FG Relaxes Policy on Yellow Card for Inbound Passengers

FG Relaxes Policy on Yellow Card for Inbound Passengers

Chinedu Eze

The federal government has relaxed the policy that makes it compulsory for passengers travelling into the country to have their International Certificate of Vaccination or Prophylaxis (ICVP), known as yellow card.

Under the new arrangement, the government has directed airlines to airlift travellers who do not possess the cards with a caveat that they must be vaccinated on arrival.

The federal government’s new position may have followed reports that many inbound passengers without the travel document were barred from boarding flights to Nigeria, leaving many of them stranded at different airports, especially the Heathrow in London.

In a circular issued to this effect by the Nigerian Civil Aviation Authority (NCAA) yesterday with Reference Number: NCAA/DG/AMS/74/VOL.111/65 and signed by the General Manager, Aeromedical Standards, Dr.
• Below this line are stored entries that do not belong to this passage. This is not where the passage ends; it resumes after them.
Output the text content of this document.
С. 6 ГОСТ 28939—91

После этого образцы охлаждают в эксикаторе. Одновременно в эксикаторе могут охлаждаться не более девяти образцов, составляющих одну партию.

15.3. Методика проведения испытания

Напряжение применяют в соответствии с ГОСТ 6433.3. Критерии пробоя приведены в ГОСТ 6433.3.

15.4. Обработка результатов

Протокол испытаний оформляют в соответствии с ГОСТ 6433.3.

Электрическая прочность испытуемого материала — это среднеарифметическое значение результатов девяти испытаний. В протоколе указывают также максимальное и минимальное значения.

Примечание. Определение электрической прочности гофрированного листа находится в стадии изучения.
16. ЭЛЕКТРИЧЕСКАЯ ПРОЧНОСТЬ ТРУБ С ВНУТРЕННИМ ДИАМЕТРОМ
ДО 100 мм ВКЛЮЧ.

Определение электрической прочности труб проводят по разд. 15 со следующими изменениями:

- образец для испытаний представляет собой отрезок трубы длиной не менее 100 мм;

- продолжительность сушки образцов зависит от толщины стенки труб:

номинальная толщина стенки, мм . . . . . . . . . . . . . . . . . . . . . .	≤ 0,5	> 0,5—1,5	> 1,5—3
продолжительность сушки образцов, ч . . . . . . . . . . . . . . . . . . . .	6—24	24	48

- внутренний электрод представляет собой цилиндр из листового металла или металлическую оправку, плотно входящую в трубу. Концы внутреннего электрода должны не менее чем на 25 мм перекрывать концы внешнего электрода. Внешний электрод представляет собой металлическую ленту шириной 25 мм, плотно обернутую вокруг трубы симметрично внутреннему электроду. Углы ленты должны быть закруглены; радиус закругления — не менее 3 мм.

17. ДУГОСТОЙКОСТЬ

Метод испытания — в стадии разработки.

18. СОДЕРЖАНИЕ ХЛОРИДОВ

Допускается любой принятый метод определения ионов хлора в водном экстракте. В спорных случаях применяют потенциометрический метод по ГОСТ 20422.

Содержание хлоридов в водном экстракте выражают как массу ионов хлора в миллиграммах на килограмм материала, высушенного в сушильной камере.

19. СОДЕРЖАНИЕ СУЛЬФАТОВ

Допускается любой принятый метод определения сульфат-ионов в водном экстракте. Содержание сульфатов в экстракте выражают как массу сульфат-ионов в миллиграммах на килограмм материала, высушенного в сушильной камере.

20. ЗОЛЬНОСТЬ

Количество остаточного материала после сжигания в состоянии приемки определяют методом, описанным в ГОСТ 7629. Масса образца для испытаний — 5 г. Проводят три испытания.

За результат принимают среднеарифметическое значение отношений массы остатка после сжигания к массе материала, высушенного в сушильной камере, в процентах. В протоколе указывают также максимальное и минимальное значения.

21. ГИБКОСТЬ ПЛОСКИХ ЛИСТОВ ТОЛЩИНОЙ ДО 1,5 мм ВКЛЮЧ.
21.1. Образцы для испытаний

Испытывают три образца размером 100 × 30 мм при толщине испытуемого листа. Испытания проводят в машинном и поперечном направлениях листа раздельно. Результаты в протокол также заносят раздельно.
WT Haggai on behalf of the director general, the agency said passengers coming to Nigeria without documented proof of vaccination, which is the yellow card, should be allowed to board the fight but be “advised they will be vaccinated accordingly at points of entry.”

NCAA said the process of obtaining the yellow card must also be initiated on arrival.

For passengers leaving Nigeria, NCAA said a valid yellow card would be required for boarding, insisting that airlines must communicate this policy to their passengers accordingly, adding that this policy took effect from yesterday, March 11, 2020.

NCAA explained that the circular was in response to a letter from the Ministry of Health reviewing the “implementation of the operationalisation of Nigeria point of entry policy on the prevention and control of cross border transmission of yellow fever.

“I have been directed by the Director General to inform airlines operating regional and international flights into and out of Nigeria to implement the reviewed policy of the Federal Ministry of Health,” the circular said.

The regulatory authority explained that the review of the policy had arisen because of the competing priority of the “ongoing entry screening at our points of entry by the Port Health Services of the COVID-19.”

It noted that the entry screening of the passengers due to the COVID-19 outbreak would be prioritised by the Port Health Services “until the outbreak has been effectively contained.”